Nesta visão, a tecnologia serve como uma ferramenta que facilita a vida, tornando-a mais integrada, à medida que a inteligência artificial passa a estar disponível em produtos de consumo que podem antecipar as necessidades do usuário e ajudar a desempenhar virtualmente qualquer tarefa.

O outro cenário previsto por Webb é catastrófico. Envolve menos privacidade de dados, poder mais centralizado em poucas companhias, e a inteligência artificial antecipa as necessidades do usuário, mas as entende errado ou, no mínimo, reprime suas escolhas.

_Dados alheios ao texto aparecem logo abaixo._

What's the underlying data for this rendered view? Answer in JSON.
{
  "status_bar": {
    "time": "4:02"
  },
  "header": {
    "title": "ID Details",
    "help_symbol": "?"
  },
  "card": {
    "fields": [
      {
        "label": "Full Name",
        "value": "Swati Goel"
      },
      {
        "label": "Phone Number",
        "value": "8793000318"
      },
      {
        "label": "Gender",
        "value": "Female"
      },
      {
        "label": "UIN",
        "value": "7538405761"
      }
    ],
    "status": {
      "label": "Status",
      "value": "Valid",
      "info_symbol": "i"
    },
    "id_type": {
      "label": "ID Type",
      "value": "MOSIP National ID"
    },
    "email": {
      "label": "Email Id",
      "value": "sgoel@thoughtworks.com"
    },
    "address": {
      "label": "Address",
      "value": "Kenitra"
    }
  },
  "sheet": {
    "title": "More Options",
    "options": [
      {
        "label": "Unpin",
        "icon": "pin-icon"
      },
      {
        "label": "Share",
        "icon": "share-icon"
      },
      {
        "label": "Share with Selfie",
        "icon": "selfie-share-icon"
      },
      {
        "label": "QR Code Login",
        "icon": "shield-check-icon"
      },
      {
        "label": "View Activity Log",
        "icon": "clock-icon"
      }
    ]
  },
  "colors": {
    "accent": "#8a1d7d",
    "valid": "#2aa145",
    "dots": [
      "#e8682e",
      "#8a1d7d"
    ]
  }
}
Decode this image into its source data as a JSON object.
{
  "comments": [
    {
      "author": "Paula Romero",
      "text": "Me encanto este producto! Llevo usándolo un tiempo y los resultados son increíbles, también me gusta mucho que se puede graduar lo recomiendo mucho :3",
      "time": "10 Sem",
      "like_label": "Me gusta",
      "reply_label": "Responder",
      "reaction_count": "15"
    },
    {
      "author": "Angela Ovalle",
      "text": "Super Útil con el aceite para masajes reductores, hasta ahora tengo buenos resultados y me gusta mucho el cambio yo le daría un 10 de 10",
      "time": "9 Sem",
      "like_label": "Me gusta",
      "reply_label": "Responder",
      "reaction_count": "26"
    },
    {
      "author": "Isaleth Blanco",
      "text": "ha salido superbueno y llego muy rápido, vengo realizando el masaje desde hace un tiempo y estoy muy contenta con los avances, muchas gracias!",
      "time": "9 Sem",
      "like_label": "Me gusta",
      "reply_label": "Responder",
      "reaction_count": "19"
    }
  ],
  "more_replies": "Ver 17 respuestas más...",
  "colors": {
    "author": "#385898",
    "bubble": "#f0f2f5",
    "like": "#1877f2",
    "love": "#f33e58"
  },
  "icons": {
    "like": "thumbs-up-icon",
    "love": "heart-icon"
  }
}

Ela acredita que o cenário otimista tem apenas 20% de chance de acontecer.

Webb afirma à BBC que o rumo que a tecnologia vai tomar depende, em grande parte, do grau de responsabilidade das empresas que vão desenvolvê-la. Será que elas vão fazer isso de forma transparente, revelando e fiscalizando as fontes das quais os chatbots — chamados pelos cientistas de Grandes Modelos de Linguagem (LLM, na sigla em inglês) — extraem suas informações?

O outro fator, segundo ela, é se o governo — incluindo os órgãos federais de regulamentação e o Congresso — pode agir rapidamente para estabelecer proteções legais para orientar os desenvolvimentos tecnológicos e evitar seu uso indevido.

Nesse sentido, a experiência dos governos com as empresas de redes sociais — Facebook, Twitter, Google e outras — é um indicativo. E não é uma experiência encorajadora.

“O que ouvi em muitas conversas foram preocupações de que não existe nenhuma barreira de proteção”, afirmou Melanie Subin, diretora-gerente do instituto Future Today, na conferência South by Southwest.

“Existe a sensação de que algo precisa ser feito.”

“E acho que as redes sociais, como uma lição, é o que fica na mente das pessoas quando elas observam a rapidez do desenvolvimento da inteligência artificial criativa”, acrescentou.